To give way to political mania is, writes Dalrymple,

to ascribe to politicians more directive power over society than they possess, except under circumstances that, thankfully, are unusual in the West.

It is

to regress to childhood, a time when one believes in the omnipotence of one’s parents who, as adults, seem as if they can do whatever they like—a power to which the child believes he will accede merely by adding years to his age.

Dalrymple doubts, for instance, whether anyone other than an intellectual or, say, the London newspaper the Guardian

ever thought that America had changed utterly and unrecognisably overnight with the election of Mr Trump.

With regard to political apathy, Dalrymple says that it can

give rise to gusts of irrational hope, particularly among the young, who then invest their favoured political figure with the power, or the aura of having the power, to remove the source of all their frustrations (real as these might be).

The rise of Bernie Sanders and Jeremy Corbyn,

who thrill the young with their preposterous and dangerous notions, is proof of this.

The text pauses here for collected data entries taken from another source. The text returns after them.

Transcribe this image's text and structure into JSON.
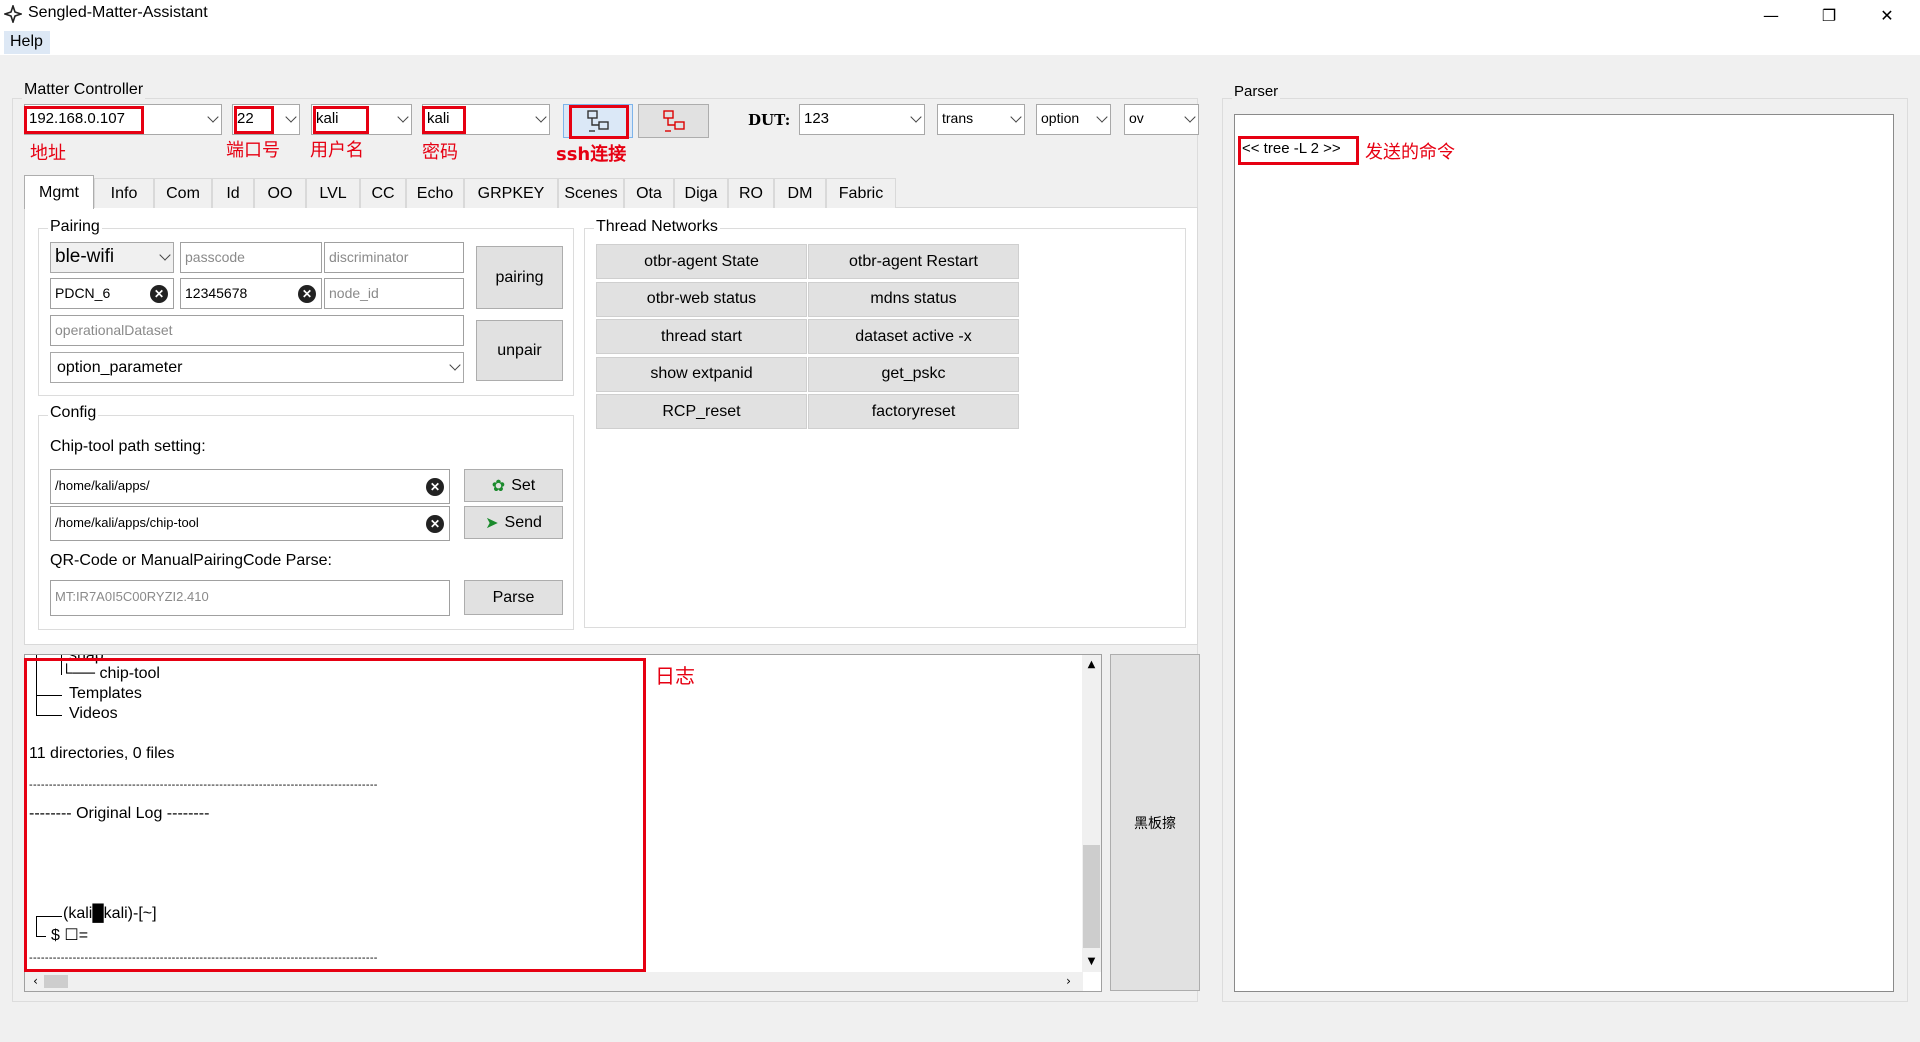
{
  "window": {
    "title": "Sengled-Matter-Assistant",
    "minimize": "—",
    "maximize": "❐",
    "close": "✕"
  },
  "menu": {
    "help": "Help"
  },
  "controller": {
    "title": "Matter Controller",
    "ip": "192.168.0.107",
    "port": "22",
    "username": "kali",
    "password": "kali",
    "dut_label": "DUT:",
    "dut": "123",
    "trans": "trans",
    "option": "option",
    "ov": "ov"
  },
  "annotations": {
    "address": "地址",
    "port": "端口号",
    "username": "用户名",
    "password": "密码",
    "ssh": "ssh连接",
    "log": "日志",
    "sent_command": "发送的命令"
  },
  "tabs": [
    "Mgmt",
    "Info",
    "Com",
    "Id",
    "OO",
    "LVL",
    "CC",
    "Echo",
    "GRPKEY",
    "Scenes",
    "Ota",
    "Diga",
    "RO",
    "DM",
    "Fabric"
  ],
  "pairing": {
    "title": "Pairing",
    "mode": "ble-wifi",
    "passcode_placeholder": "passcode",
    "discriminator_placeholder": "discriminator",
    "ssid": "PDCN_6",
    "wifi_password": "12345678",
    "node_id_placeholder": "node_id",
    "dataset_placeholder": "operationalDataset",
    "option_parameter": "option_parameter",
    "pairing_button": "pairing",
    "unpair_button": "unpair"
  },
  "config": {
    "title": "Config",
    "path_label": "Chip-tool path setting:",
    "apps_path": "/home/kali/apps/",
    "chiptool_path": "/home/kali/apps/chip-tool",
    "set_button": "Set",
    "send_button": "Send",
    "qr_label": "QR-Code or ManualPairingCode Parse:",
    "qr_placeholder": "MT:IR7A0I5C00RYZI2.410",
    "parse_button": "Parse"
  },
  "thread": {
    "title": "Thread Networks",
    "buttons": [
      "otbr-agent State",
      "otbr-agent Restart",
      "otbr-web status",
      "mdns status",
      "thread start",
      "dataset active -x",
      "show extpanid",
      "get_pskc",
      "RCP_reset",
      "factoryreset"
    ]
  },
  "log": {
    "lines": [
      "snap",
      "└── chip-tool",
      "Templates",
      "Videos",
      "11 directories, 0 files",
      "----------------------------------------------------------------------------------------",
      "-------- Original Log --------",
      "(kali█kali)-[~]",
      "$ ☐="
    ],
    "clear_button": "黑板擦"
  },
  "parser": {
    "title": "Parser",
    "command": "<< tree -L 2 >>"
  }
}
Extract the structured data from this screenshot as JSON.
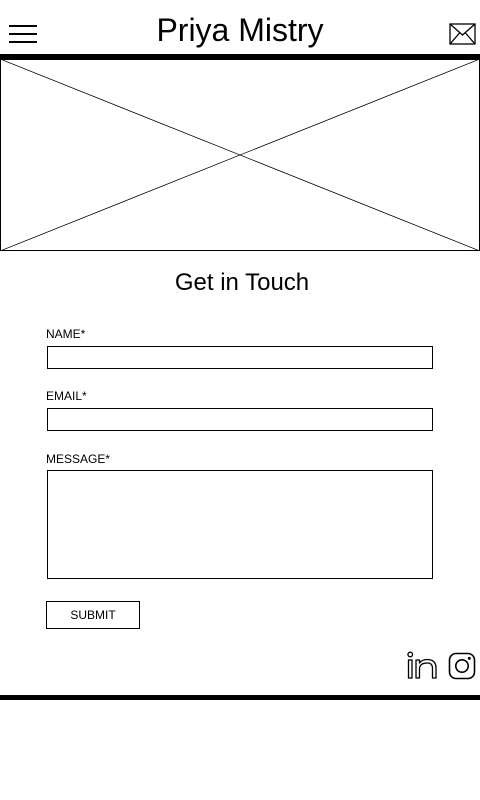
{
  "header": {
    "title": "Priya Mistry",
    "menu_icon": "hamburger-menu-icon",
    "mail_icon": "envelope-icon"
  },
  "hero": {
    "icon": "image-placeholder-icon"
  },
  "contact_form": {
    "heading": "Get in Touch",
    "name_label": "NAME*",
    "name_value": "",
    "email_label": "EMAIL*",
    "email_value": "",
    "message_label": "MESSAGE*",
    "message_value": "",
    "submit_label": "SUBMIT"
  },
  "footer": {
    "social_icons": [
      "linkedin-icon",
      "instagram-icon"
    ]
  },
  "colors": {
    "text": "#000000",
    "background": "#ffffff",
    "border": "#000000"
  }
}
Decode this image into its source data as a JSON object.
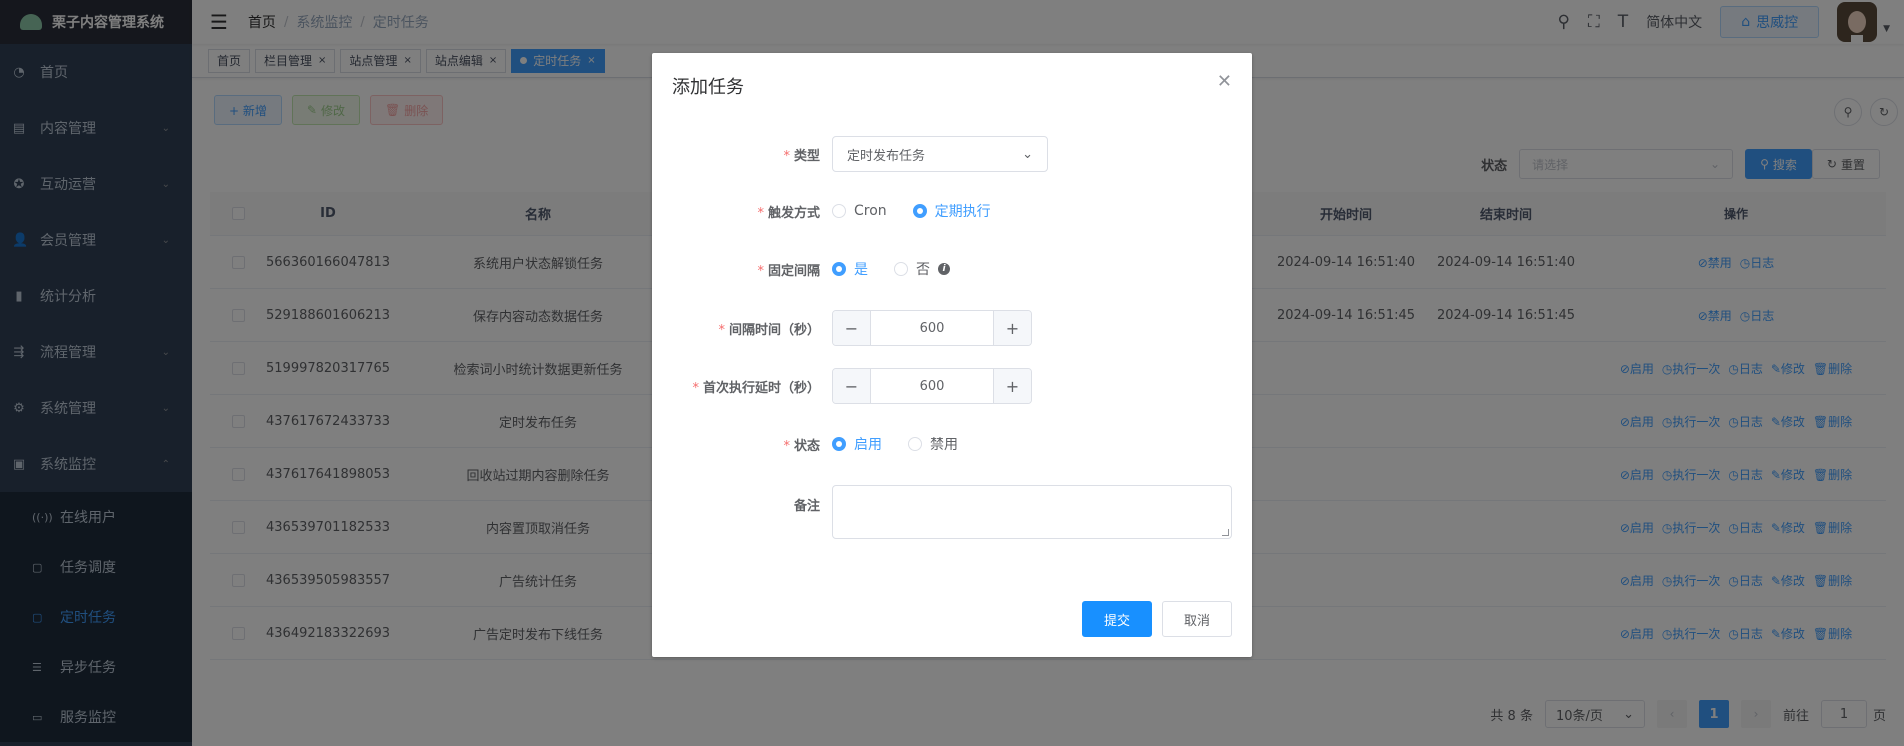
{
  "app": {
    "title": "栗子内容管理系统"
  },
  "sidebar": {
    "items": [
      {
        "label": "首页",
        "icon": "dashboard-icon",
        "glyph": "◔"
      },
      {
        "label": "内容管理",
        "icon": "document-icon",
        "glyph": "▤"
      },
      {
        "label": "互动运营",
        "icon": "interaction-icon",
        "glyph": "✪"
      },
      {
        "label": "会员管理",
        "icon": "user-icon",
        "glyph": "👤"
      },
      {
        "label": "统计分析",
        "icon": "chart-icon",
        "glyph": "▮"
      },
      {
        "label": "流程管理",
        "icon": "flow-icon",
        "glyph": "⇶"
      },
      {
        "label": "系统管理",
        "icon": "gear-icon",
        "glyph": "⚙"
      },
      {
        "label": "系统监控",
        "icon": "monitor-icon",
        "glyph": "▣"
      }
    ],
    "submenu": [
      {
        "label": "在线用户",
        "icon": "online-icon",
        "glyph": "((·))"
      },
      {
        "label": "任务调度",
        "icon": "schedule-icon",
        "glyph": "▢"
      },
      {
        "label": "定时任务",
        "icon": "timer-icon",
        "glyph": "▢"
      },
      {
        "label": "异步任务",
        "icon": "list-icon",
        "glyph": "☰"
      },
      {
        "label": "服务监控",
        "icon": "server-icon",
        "glyph": "▭"
      }
    ]
  },
  "navbar": {
    "breadcrumb": [
      "首页",
      "系统监控",
      "定时任务"
    ],
    "breadcrumb_sep": "/",
    "language": "简体中文",
    "portal_label": "思威控"
  },
  "tags": [
    {
      "label": "首页"
    },
    {
      "label": "栏目管理"
    },
    {
      "label": "站点管理"
    },
    {
      "label": "站点编辑"
    },
    {
      "label": "定时任务"
    }
  ],
  "toolbar": {
    "add": "+ 新增",
    "edit": "修改",
    "delete": "删除"
  },
  "filter": {
    "label": "状态",
    "placeholder": "请选择",
    "search": "搜索",
    "reset": "重置"
  },
  "table": {
    "headers": {
      "id": "ID",
      "name": "名称",
      "start": "开始时间",
      "end": "结束时间",
      "ops": "操作"
    },
    "rows": [
      {
        "id": "566360166047813",
        "name": "系统用户状态解锁任务",
        "start": "2024-09-14 16:51:40",
        "end": "2024-09-14 16:51:40",
        "ops": [
          "⊘禁用",
          "◷日志"
        ]
      },
      {
        "id": "529188601606213",
        "name": "保存内容动态数据任务",
        "start": "2024-09-14 16:51:45",
        "end": "2024-09-14 16:51:45",
        "ops": [
          "⊘禁用",
          "◷日志"
        ]
      },
      {
        "id": "519997820317765",
        "name": "检索词小时统计数据更新任务",
        "start": "",
        "end": "",
        "ops": [
          "⊘启用",
          "◷执行一次",
          "◷日志",
          "✎修改",
          "🗑删除"
        ]
      },
      {
        "id": "437617672433733",
        "name": "定时发布任务",
        "start": "",
        "end": "",
        "ops": [
          "⊘启用",
          "◷执行一次",
          "◷日志",
          "✎修改",
          "🗑删除"
        ]
      },
      {
        "id": "437617641898053",
        "name": "回收站过期内容删除任务",
        "start": "",
        "end": "",
        "ops": [
          "⊘启用",
          "◷执行一次",
          "◷日志",
          "✎修改",
          "🗑删除"
        ]
      },
      {
        "id": "436539701182533",
        "name": "内容置顶取消任务",
        "start": "",
        "end": "",
        "ops": [
          "⊘启用",
          "◷执行一次",
          "◷日志",
          "✎修改",
          "🗑删除"
        ]
      },
      {
        "id": "436539505983557",
        "name": "广告统计任务",
        "start": "",
        "end": "",
        "ops": [
          "⊘启用",
          "◷执行一次",
          "◷日志",
          "✎修改",
          "🗑删除"
        ]
      },
      {
        "id": "436492183322693",
        "name": "广告定时发布下线任务",
        "start": "",
        "end": "",
        "ops": [
          "⊘启用",
          "◷执行一次",
          "◷日志",
          "✎修改",
          "🗑删除"
        ]
      }
    ]
  },
  "pagination": {
    "total": "共 8 条",
    "page_size": "10条/页",
    "current": "1",
    "goto_prefix": "前往",
    "goto_value": "1",
    "goto_suffix": "页"
  },
  "dialog": {
    "title": "添加任务",
    "type_label": "类型",
    "type_value": "定时发布任务",
    "trigger_label": "触发方式",
    "trigger_options": [
      "Cron",
      "定期执行"
    ],
    "fixed_label": "固定间隔",
    "fixed_options": [
      "是",
      "否"
    ],
    "interval_label": "间隔时间（秒）",
    "interval_value": "600",
    "delay_label": "首次执行延时（秒）",
    "delay_value": "600",
    "status_label": "状态",
    "status_options": [
      "启用",
      "禁用"
    ],
    "remark_label": "备注",
    "submit": "提交",
    "cancel": "取消"
  },
  "colors": {
    "primary": "#1890ff",
    "sidebar_bg": "#304156",
    "active_menu": "#409eff"
  }
}
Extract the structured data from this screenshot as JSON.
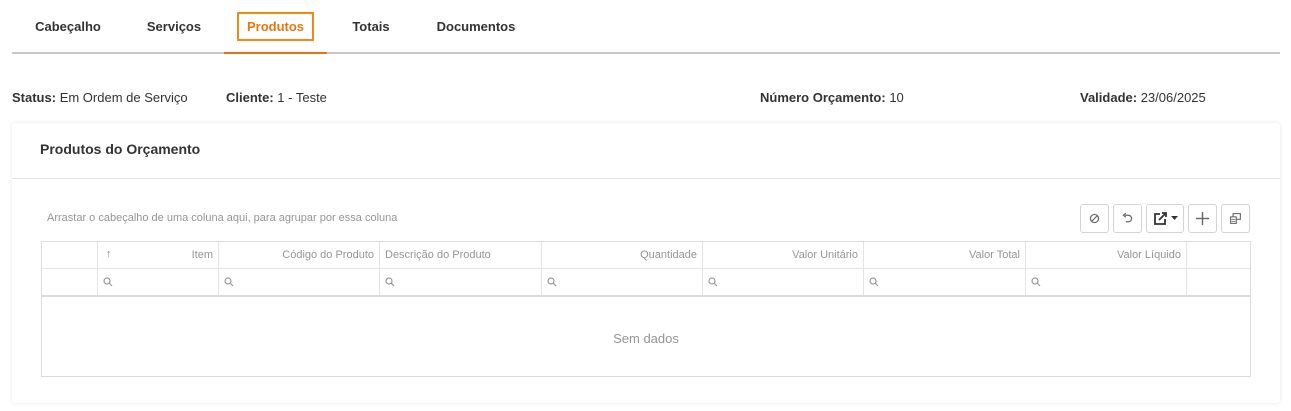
{
  "tabs": [
    {
      "label": "Cabeçalho",
      "active": false
    },
    {
      "label": "Serviços",
      "active": false
    },
    {
      "label": "Produtos",
      "active": true
    },
    {
      "label": "Totais",
      "active": false
    },
    {
      "label": "Documentos",
      "active": false
    }
  ],
  "info": {
    "status_label": "Status:",
    "status_value": "Em Ordem de Serviço",
    "cliente_label": "Cliente:",
    "cliente_value": "1 - Teste",
    "numero_label": "Número Orçamento:",
    "numero_value": "10",
    "validade_label": "Validade:",
    "validade_value": "23/06/2025"
  },
  "card": {
    "title": "Produtos do Orçamento",
    "group_panel_text": "Arrastar o cabeçalho de uma coluna aqui, para agrupar por essa coluna"
  },
  "toolbar": {
    "icons": [
      "refresh-icon",
      "undo-icon",
      "export-icon",
      "add-icon",
      "column-chooser-icon"
    ]
  },
  "grid": {
    "sort_indicator": "↑",
    "columns": [
      "Item",
      "Código do Produto",
      "Descrição do Produto",
      "Quantidade",
      "Valor Unitário",
      "Valor Total",
      "Valor Líquido"
    ],
    "empty_text": "Sem dados"
  },
  "colors": {
    "accent": "#e8750f",
    "tab_border": "#f08a14",
    "muted_text": "#959595"
  }
}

Call this a mass execution? Don’t make me laugh

The London newspaper the Guardian, which Dalrymple points out is

the left-liberal mouthpiece of the pensée unique,

recently ran the headline ‘The Arkansas mass executions on Easter Monday must be stopped.’ Dalrymple comments:

The emotive words ‘mass execution’ conjure up in my mind considerably more than the eight executions the state planned to perform over the course of 11 days, two of which, as far as I am aware, had been carried out at the time the headline appeared. Che Guevara would have laughed at the idea that a mere eight people put to death, let alone two, constituted a mass execution. He would have taken the use of the word as further proof of the decadence of late capitalist society and its ripeness for overthrow.

Circuses

screen-shot-2017-01-30-at-23-03-17

Jean-Léon Gérôme, The Christian Martyrs’ Last Prayer, 1863-83. Walters Art Museum, Baltimore. Circuses, writes Dalrymple, are now what Britain ‘is really about, even in the eyes of a publication destined for the upper 20th of intellectual interest and perhaps accomplishment. This would not have been so only two or three decades ago’.